Tempo Ordinario C – 09 Domenica

La missione in un contesto di dialogo

Il tema di questa domenica è indicato dalla prima lettura, in cui Salomone, all’atto della consacrazione del tempio, chiede a Dio di ascoltare anche le preghiere che in quel luogo gli rivolgeranno non solo gli israeliti ma anche gli stranieri. Non bisogna dimenticare che costoro erano considerati normalmente come dei potenziali nemici, nei confronti dei quali bisognava difendersi. Questa lettura denota quindi un’apertura alla religiosità di altre popolazioni, la quale però veniva apprezzata solo se si rivolgeva al Dio dei giudei.

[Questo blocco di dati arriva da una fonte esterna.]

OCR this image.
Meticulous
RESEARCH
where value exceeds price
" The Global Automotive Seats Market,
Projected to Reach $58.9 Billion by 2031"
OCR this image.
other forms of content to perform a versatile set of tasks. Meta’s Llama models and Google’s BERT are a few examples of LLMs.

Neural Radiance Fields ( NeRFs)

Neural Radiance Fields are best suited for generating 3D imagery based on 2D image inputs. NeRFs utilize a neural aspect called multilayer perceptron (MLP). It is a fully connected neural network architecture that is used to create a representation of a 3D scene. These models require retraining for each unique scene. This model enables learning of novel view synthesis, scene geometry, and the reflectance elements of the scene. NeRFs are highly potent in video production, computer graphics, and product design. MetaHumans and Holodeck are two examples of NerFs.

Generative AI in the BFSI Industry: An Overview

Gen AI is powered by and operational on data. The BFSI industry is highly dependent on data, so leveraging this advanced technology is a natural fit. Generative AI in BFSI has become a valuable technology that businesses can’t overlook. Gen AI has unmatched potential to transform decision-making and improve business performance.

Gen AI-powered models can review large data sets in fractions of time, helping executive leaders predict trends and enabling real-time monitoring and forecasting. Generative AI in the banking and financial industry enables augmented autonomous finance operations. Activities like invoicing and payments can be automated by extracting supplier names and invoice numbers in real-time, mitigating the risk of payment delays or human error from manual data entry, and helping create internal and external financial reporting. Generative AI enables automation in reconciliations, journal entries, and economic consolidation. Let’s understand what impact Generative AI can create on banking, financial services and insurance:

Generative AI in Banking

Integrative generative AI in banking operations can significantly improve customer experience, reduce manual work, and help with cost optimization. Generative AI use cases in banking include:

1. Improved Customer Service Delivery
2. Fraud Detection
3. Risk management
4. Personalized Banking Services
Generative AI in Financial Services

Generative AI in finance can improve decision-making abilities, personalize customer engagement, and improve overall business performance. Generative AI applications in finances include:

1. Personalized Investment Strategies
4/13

Anche nel brano del vangelo si nota la stessa apertura. Uno straniero, a capo per di più delle truppe di occupazione, si rivolge a Gesù per avere la guarigione di una persona cara. È sorprendente che il suo affetto fosse rivolto a uno schiavo, quindi a una persona che si situava all’ultimo gradino della scala sociale. La sorgente di questo affetto si può intravedere nell’umiltà del centurione, il quale non osa neppure recarsi personalmente da Gesù e tanto meno di riceverlo a casa sua. All’umiltà si unisce la sua simpatia per la religione giudaica, in favore della quale si è impegnato di persona. Infine egli dimostra una grande fede nella persona di Gesù, non solo nella sua capacità di fare miracoli ma anche nella sua parola e nel suo insegnamento. Gesù loda la sua fede e gli concede il miracolo richiesto. Abbiamo qui una valutazione positiva della sua religiosità, a prescindere dal fatto che fosse un simpatizzante del giudaismo. Secondo Luca Gesù le basi della missione ai gentili, portata a termine dagli apostoli dopo la sua risurrezione, aprendo anche ad essi le porte della Chiesa, il popolo eletto degli ultimi tempi.

Nel brano della lettera ai Galati Paolo difende il suo vangelo, in forza del quale i gentili dovevano essere accolti nella comunità cristiana senza dover prima sottoporsi all’osservanza della legge mosaica. Per Paolo è in gioco l’unicità di Cristo come salvatore di tutta l’umanità. Ritenere necessaria l’osservanza della legge come mezzo per ottenere la salvezza significava per lui negare il ruolo di Gesù come unico salvatore.

I primi cristiani hanno sostenuto, come i giudei, che Dio ha scelto un popolo (Israele, la Chiesa) e gli ha conferito la salvezza; ad essa anche gli altri popoli possono accedere solo entrando a far parte di questo popolo. Gesù invece dà una valutazione positiva della religiosità di un gentile, a prescindere da un suo possibile ingresso nel popolo di Dio. Oggi, in un nuovo clima culturale, bisogna ritornare all’intuizione di Gesù. L’idea di un’alleanza di Dio con un popolo o con una chiesa particolare fa parte del bagaglio mitologico di un’era passata. Oggi le religioni devono rispettarsi a vicenda e dialogare senza pretesi di superiorità l’una sull’altra, influenzandosi e fecondandosi a vicenda, alla ricerca del bene di tutta la società. In questa prospettiva la missione consiste non più nel convertire gli altri alla propria religione, ma nel far sì che i valori evangelici penetrino in tutti i settori della società.